Things started out a little shaky for the Fuel to start the tournament. A 3-2 win over Washington was followed by a 3-1 against London. Neither team wound up looking particularly strong in the lower bracket, so it was somewhat concerning to see the Fuel played close. In the end, they found their footing after a couple matches and made the adjustments needed to take home the Summer Showdown title.

OWL Summer Showdown

Photo courtesy of Blizzard Entertainment.

The Fuel’s ability to adapt was on full display in both of their matches against the Shock. In both games, we saw the Fuel lean more heavily on Sojourn than they had previously. Part of that was the map picks from San Francisco, but this tournament also saw Kim “Edison” Tae-hoon really come into his own as a hitscan player. His Ashe was phenomenal, but he improved dramatically on Sojourn. His growth has filled one of the key gaps in the roster that held the Fuel back at times last year.

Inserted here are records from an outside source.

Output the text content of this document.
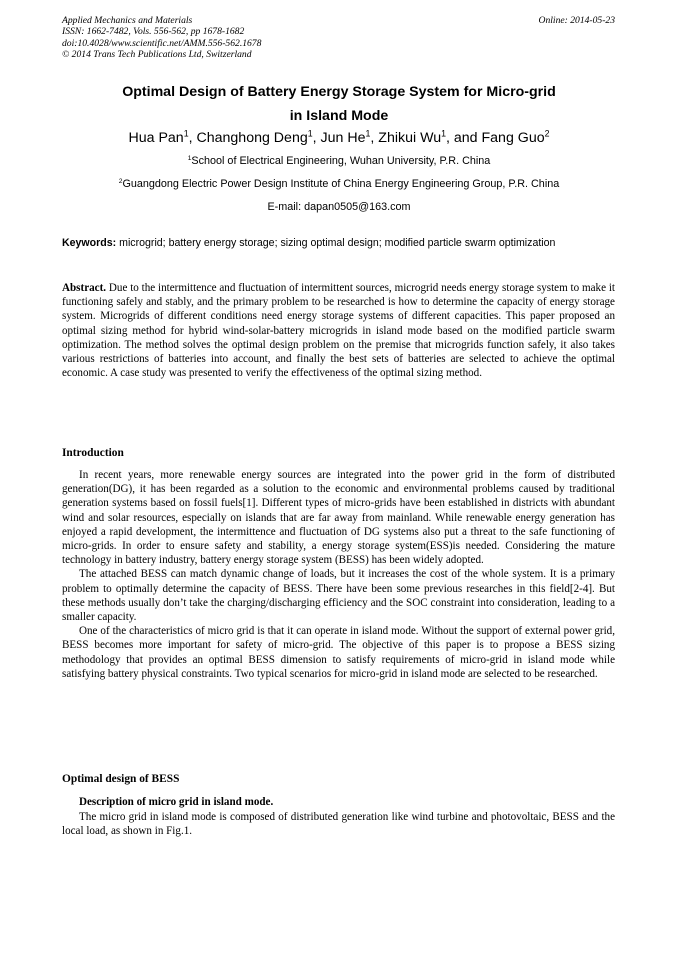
Applied Mechanics and Materials
ISSN: 1662-7482, Vols. 556-562, pp 1678-1682
doi:10.4028/www.scientific.net/AMM.556-562.1678
© 2014 Trans Tech Publications Ltd, Switzerland
Online: 2014-05-23
Optimal Design of Battery Energy Storage System for Micro-grid
in Island Mode
Hua Pan$^1$, Changhong Deng$^1$, Jun He$^1$, Zhikui Wu$^1$, and Fang Guo$^2$
$^1$School of Electrical Engineering, Wuhan University, P.R. China
$^2$Guangdong Electric Power Design Institute of China Energy Engineering Group, P.R. China
E-mail: dapan0505@163.com
Keywords: microgrid; battery energy storage; sizing optimal design; modified particle swarm optimization

Abstract. Due to the intermittence and fluctuation of intermittent sources, microgrid needs energy storage system to make it functioning safely and stably, and the primary problem to be researched is how to determine the capacity of energy storage system. Microgrids of different conditions need energy storage systems of different capacities. This paper proposed an optimal sizing method for hybrid wind-solar-battery microgrids in island mode based on the modified particle swarm optimization. The method solves the optimal design problem on the premise that microgrids function safely, it also takes various restrictions of batteries into account, and finally the best sets of batteries are selected to achieve the optimal economic. A case study was presented to verify the effectiveness of the optimal sizing method.

Introduction

In recent years, more renewable energy sources are integrated into the power grid in the form of distributed generation(DG), it has been regarded as a solution to the economic and environmental problems caused by traditional generation systems based on fossil fuels[1]. Different types of micro-grids have been established in districts with abundant wind and solar resources, especially on islands that are far away from mainland. While renewable energy generation has enjoyed a rapid development, the intermittence and fluctuation of DG systems also put a threat to the safe functioning of micro-grids. In order to ensure safety and stability, a energy storage system(ESS)is needed. Considering the mature technology in battery industry, battery energy storage system (BESS) has been widely adopted.

The attached BESS can match dynamic change of loads, but it increases the cost of the whole system. It is a primary problem to optimally determine the capacity of BESS. There have been some previous researches in this field[2-4]. But these methods usually don’t take the charging/discharging efficiency and the SOC constraint into consideration, leading to a smaller capacity.

One of the characteristics of micro grid is that it can operate in island mode. Without the support of external power grid, BESS becomes more important for safety of micro-grid. The objective of this paper is to propose a BESS sizing methodology that provides an optimal BESS dimension to satisfy requirements of micro-grid in island mode while satisfying battery physical constraints. Two typical scenarios for micro-grid in island mode are selected to be researched.

Optimal design of BESS
Description of micro grid in island mode.

The micro grid in island mode is composed of distributed generation like wind turbine and photovoltaic, BESS and the local load, as shown in Fig.1.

Across the entire event, Dallas was also getting great individual showings from their stars. Everyone knows by now what Kim “SP9RK1E” Yeong-han is capable of on Genji, and he delivered once again. Han “ChiYo” Hyeon-seok and Kwon “Fielder” Joon were stalwarts in the Dallas backline. The real gem was Hanbin, though. He was clearly the best Junker Queen in the West, maybe the world, from the jump. Between this and his Zarya performance in the Kickoff Clash, Hanbin is making his case as the MVP of the Fuel, if not the entire league.

Closing in on Playoffs

The Summer Showdown just threw a massive wrench into everything we thought we knew about the 2022 season. The Gladiators, two-time tournament champions, failed to even qualify for the tournament after dominating much of the season. Both the Fuel and Dragons showed they still have their eyes set on the end-of-year trophy. The Shock, despite an all-time-great regular season, once again fell short at the final hurdle.

All of these storylines are reaching their crescendo as teams try to prepare themselves for a dramatic end to the season. Much of the playoff picture is still coming together, and the Countdown Cup Play-Ins will be the final decider.

There’s also still so much yet to come. Overwatch 2 releases to the public on October 4th, bringing a new support hero into the fray. It seems unlikely that she’ll be available in OWL before the playoffs begin, but she could still have a massive impact. We saw in the Summer Showdown what a new hero can mean for a meta, especially if they’re a little overtuned upon release.

Whether Kiriko upends the meta or not, the league will be extremely wide open going into the playoffs. Four teams have already lifted trophies so far in 2022. The Shock and Fusion are always lurking with the potential to punch up. The rest of the league will continue looking for their shot to upset one of the top dogs. All things told, the Overwatch League is as competitive as ever, and everyone wants to be the next to reach the summit.

The Overwatch League returns for the end of the regular season with the Countdown Cup Qualifiers on September 22nd. All matches can be viewed on the OWL Youtube page.